First view of the front.

Standing near the alter in the front.

 Looking to the back of the church (where you enter).

The girls were fantastic, as always.
They just played (yes, Sam's on the dirty floor ;o) ) while Jen helped me experiment with the different "creative controls" of my camera :o)  

So I guess it goes without saying that the place is amazing and feels so deliciously historic... it also goes without saying that I'm disappointed we can't go to church there.  We tried.  It wasn't *exactly* what we're looking for.  Rats.  We really wanted to follow Celeste's advice to go to a local German church, but it wouldn't really be what we wanted even if it weren't for the language barrier :o)  Oh well... there are plenty of English speaking churches in the area to check out.  But they certainly won't be as gorgeous as Otterberg! 


  1. Amazing! (esp. the pic with those two adorable girls ;)
    and just want to shout out HAPPY 4th ANNIVERSARY to out favorite couple outside the contiguous 48! We are proud of you both and so glad you have each other...love you so much

  2. wow - - history right there in your town! that pipe organ is probably amazing to hear (as well as to see)! weird to think that they had to retro-fit the electric lights into the church, but it looks like somebody worked pretty hard to make them look like they belong there. thanks for the tour - - and happy anniversary!

  3. Jessica,
    Thanks for posting these pics. My ancestor was married in this church before moving to the colony of Pennsyvania in the 1730s. My wife and I up to attend the Easter service there in 2012. Do you still have the copy of the brochure you mentioned? I'd love to get a copy of it. I am retired Air Force and currently work as a civil servant at Peterson AFB in Colorado. My email address is Jeffrey.Carson@Peterson.af.mil. Looks like you are enjoying Europe...Good for you! This is my first blog experience.
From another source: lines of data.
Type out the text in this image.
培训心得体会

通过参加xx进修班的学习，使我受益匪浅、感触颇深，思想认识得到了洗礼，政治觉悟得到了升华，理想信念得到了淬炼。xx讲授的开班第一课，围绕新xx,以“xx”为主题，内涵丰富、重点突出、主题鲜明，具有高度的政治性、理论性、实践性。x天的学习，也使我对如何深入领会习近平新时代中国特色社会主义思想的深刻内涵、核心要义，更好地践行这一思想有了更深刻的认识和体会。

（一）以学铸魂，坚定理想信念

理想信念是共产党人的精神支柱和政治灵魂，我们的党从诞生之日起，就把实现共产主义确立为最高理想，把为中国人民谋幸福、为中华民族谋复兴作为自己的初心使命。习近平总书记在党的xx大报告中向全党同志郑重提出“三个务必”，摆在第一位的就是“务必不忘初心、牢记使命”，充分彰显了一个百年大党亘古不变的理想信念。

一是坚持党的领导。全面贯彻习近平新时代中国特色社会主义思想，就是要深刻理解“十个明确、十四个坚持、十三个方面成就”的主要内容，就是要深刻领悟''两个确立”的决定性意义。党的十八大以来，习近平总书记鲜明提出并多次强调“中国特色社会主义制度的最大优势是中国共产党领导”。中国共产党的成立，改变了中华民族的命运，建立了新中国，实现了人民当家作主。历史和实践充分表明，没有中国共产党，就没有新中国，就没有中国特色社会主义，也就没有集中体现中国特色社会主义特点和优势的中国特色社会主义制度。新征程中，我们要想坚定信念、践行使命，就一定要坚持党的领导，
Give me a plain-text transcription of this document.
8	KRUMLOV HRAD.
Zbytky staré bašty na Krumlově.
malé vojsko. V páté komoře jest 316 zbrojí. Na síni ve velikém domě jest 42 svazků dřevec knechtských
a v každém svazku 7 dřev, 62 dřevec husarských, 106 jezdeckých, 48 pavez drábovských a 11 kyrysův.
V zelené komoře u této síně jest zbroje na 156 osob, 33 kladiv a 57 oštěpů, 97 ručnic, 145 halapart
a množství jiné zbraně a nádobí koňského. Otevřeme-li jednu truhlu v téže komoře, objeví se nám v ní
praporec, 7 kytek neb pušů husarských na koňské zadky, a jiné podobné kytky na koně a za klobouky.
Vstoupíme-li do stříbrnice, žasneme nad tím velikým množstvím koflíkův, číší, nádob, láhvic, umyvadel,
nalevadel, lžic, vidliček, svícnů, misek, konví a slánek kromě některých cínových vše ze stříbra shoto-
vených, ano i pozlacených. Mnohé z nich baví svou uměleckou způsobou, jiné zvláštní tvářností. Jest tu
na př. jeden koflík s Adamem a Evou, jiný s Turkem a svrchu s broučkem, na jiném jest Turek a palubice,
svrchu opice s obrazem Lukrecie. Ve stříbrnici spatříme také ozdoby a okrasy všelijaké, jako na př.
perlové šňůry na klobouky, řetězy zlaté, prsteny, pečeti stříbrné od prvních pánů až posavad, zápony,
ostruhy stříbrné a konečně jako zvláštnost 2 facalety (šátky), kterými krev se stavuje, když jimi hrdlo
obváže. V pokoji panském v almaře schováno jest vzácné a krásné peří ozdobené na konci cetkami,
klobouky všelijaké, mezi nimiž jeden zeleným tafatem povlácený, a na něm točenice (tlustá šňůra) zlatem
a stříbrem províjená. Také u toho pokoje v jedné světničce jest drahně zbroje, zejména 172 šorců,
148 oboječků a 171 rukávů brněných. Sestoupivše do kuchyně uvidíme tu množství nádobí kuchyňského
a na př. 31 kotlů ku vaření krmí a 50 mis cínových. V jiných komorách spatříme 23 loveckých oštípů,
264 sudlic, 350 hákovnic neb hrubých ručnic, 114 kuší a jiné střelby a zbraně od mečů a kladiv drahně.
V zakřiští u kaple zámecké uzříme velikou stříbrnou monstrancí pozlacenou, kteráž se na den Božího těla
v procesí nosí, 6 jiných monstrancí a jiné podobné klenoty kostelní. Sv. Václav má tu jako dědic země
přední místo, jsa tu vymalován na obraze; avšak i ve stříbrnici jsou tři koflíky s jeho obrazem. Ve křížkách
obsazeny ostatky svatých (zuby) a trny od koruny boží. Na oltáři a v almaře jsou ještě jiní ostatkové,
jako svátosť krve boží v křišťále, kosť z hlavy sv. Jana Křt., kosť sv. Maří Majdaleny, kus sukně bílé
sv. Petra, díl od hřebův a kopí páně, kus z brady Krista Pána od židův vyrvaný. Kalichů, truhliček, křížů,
    Jeff and Denise Carson

  4. Hey Jeff! You are so very welcome! Wow, so cool that you have family roots you can trace so far back... and all the way to Otterberg! Have you ever been before? It's just lovely. I'll get my husband to help me scan the brochure and email it to you. Thanks for reading!

  5. Sorry for the delayed reply. I wasTDY this week. Thanks! Looking forward to seeing the brochure.

  6. Hey Jeff, do you have another email address that I can send you attachments to? I'm wondering if your gov addy won't allow them... I tried to email you a scan of the pamphlet and a few of my pictures but they kicked back to me. You can email me at thejesses@gmail.com.

  7. Thanks. Just shot you an email.